With Brexit negotiations reaching the final rounds, the UK automotive industry has recently submitted a petition for a zero-tariff trade deal. The call came after a new survey conducted by the Society of Motor Manufacturers and Traders (SMMT) stated that the cost required by the sector to prepare itself for the post-Brexit regime has exceeded £735 million till now. Of this total amount, the industry has spent about £235 million so far this year in bringing about the required changes.
Sources said the entire auto sector in Europe, including the UK, has already lost €100 billion due to the pandemic. The experts and the companies have repeatedly appealed to the EU and UK leaders to see that the sector doesn't lose any more with the implementation of new tariffs from 1 January. An estimate says that another blow could cost the manufacturers another €110 billion.
The study further states that 67 per cent of the companies belonging to the automotive industry in the UK have said that they are doing everything possible to get themselves ready for the new processes which will be in place from 1 January.
For instance, in order to avoid any disruption in the supply chain, 70 per cent of the respondents said they are securing GB Economic Operators Registration and Identification (EORI) numbers, 60 per cent of them said that they are spending significantly on stockpiling and 52 per cent have already hired customs agents.
At the same time, 86 per cent of the respondents said that their efforts were being hampered due to the uncertainty over the future relationship between Britain and the EU.

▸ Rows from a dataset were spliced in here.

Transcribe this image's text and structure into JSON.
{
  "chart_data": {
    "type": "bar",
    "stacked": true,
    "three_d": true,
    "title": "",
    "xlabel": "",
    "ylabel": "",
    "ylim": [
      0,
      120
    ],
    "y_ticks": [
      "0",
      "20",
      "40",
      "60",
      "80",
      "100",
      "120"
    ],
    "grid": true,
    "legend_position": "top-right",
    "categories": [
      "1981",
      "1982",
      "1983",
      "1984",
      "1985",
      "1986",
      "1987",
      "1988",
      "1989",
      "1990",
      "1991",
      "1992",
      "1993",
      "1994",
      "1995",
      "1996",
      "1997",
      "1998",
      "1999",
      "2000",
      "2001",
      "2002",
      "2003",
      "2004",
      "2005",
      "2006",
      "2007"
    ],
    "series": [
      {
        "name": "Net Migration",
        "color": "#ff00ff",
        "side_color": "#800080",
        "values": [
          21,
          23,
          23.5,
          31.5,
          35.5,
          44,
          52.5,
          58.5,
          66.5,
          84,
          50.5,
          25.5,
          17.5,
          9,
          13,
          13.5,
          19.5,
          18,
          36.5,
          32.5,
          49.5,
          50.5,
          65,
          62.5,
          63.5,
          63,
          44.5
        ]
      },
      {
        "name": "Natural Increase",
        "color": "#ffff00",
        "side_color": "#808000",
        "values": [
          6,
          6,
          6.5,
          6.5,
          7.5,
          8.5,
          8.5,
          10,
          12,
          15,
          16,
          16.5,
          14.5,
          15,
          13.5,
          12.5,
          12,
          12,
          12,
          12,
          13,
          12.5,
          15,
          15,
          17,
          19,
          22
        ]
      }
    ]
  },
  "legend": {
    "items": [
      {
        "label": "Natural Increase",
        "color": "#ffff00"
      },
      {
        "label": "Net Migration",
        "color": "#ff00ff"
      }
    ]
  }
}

Even as the industry is fully prepared for a no-deal Brexit, the devastating impact cannot be mitigated. Estimates suggest if we consider only the cars and vans segment, a no-deal Brexit would mean a trade loss of £47 billion over a period of next 5 years.
The industry experts point out that the nation has to secure a zero tariff, zero quota trade deal for the auto industry. Failing it, the scenario would be equivalent to a no deal at all. The pandemic has turned matters worse as the UK auto sector has lost £27.5 billion in car production and sales till now, explained SMMT.
On 24 November, the SMMT requested the top leaders on both sides to discuss the mutual issues for one more time, with an aim to keep the automotive sector in good health and put efforts in getting a deal by Christmas.
Another SMMT study has disclosed that the UK automotive manufacturing industry could incur production losses worth £55.4 billion in the 5 next five years if the sector has to trade on the World Trade Organisation terms. Even if a bare-bone trade deal is agreed upon with minimal benefits, the new arrangement would still cost £14.1 billion to the industry.
Benefits of the UK-EU trade deal
Impact of a no-deal Brexit
Assembly processes would slow down
On an average, there are around 30,000 parts in a car, thousands of which are imported from other countries, before the final product is assembled in a UK factory. A no-deal would complicate the delivery, resulting in the slowdown of the entire assembly process.
Increasing input costs
Motoring components worth £3.4 billion are exported by the UK to Europe and roughly three times that are imported by the UK. In case of disruptions in the supply chain, the results could be catastrophic. There will be a negative impact on the manufacturing cost if the parts become more expensive and tariffs are imposed at every stage of production. A rise in non-tariff barriers are also on the cards.
Potential job losses
A no-deal Brexit would lead to thousands of job cuts as car manufacturers would try to cover up their losses. Also, reduced investment in the UK market, shifting of factories and widespread downsizing would affect the employment of auto engineers and technicians.
Stocks to watch amid Brexit
Brexit has created havoc among all the UK automakers. However, the actual impact of Brexit and the no trade deal is yet to come. Since the Brexit talks were initiated, investment by auto manufacturers has plummeted, thousands of job losses have taken place and a drop in production has been noted.
The automobile industry of the UK is one of the most valuable economic assets of the country with its output totalling £78.9 billion. The sector provides around 180,000 jobs to skilled workers and contributes £15.3 billion annually to the UK economy in terms of value added every year. It makes an investment in R&D worth £3.72 billion on an annual basis.
The UK automotive industry is a fine example of diversity as it consists of various premium car manufactures such as Jaguar Land Rover, Bentley and Aston Martin Lagonda Global Holdings PLC (LON: AML).
Carmakers such as Honda, Nissan and Toyota are known for producing cars for the mainstream audience. The industry is also involved in production of several commercial vehicles, which is dominated by Vauxhall. Ford, the large engine manufacturer also exists, along with companies such as GKN supply automakers in the country. The stocks of all these companies will be strongly impacted and would strengthen or weaken accordingly, depending on the deal outcome.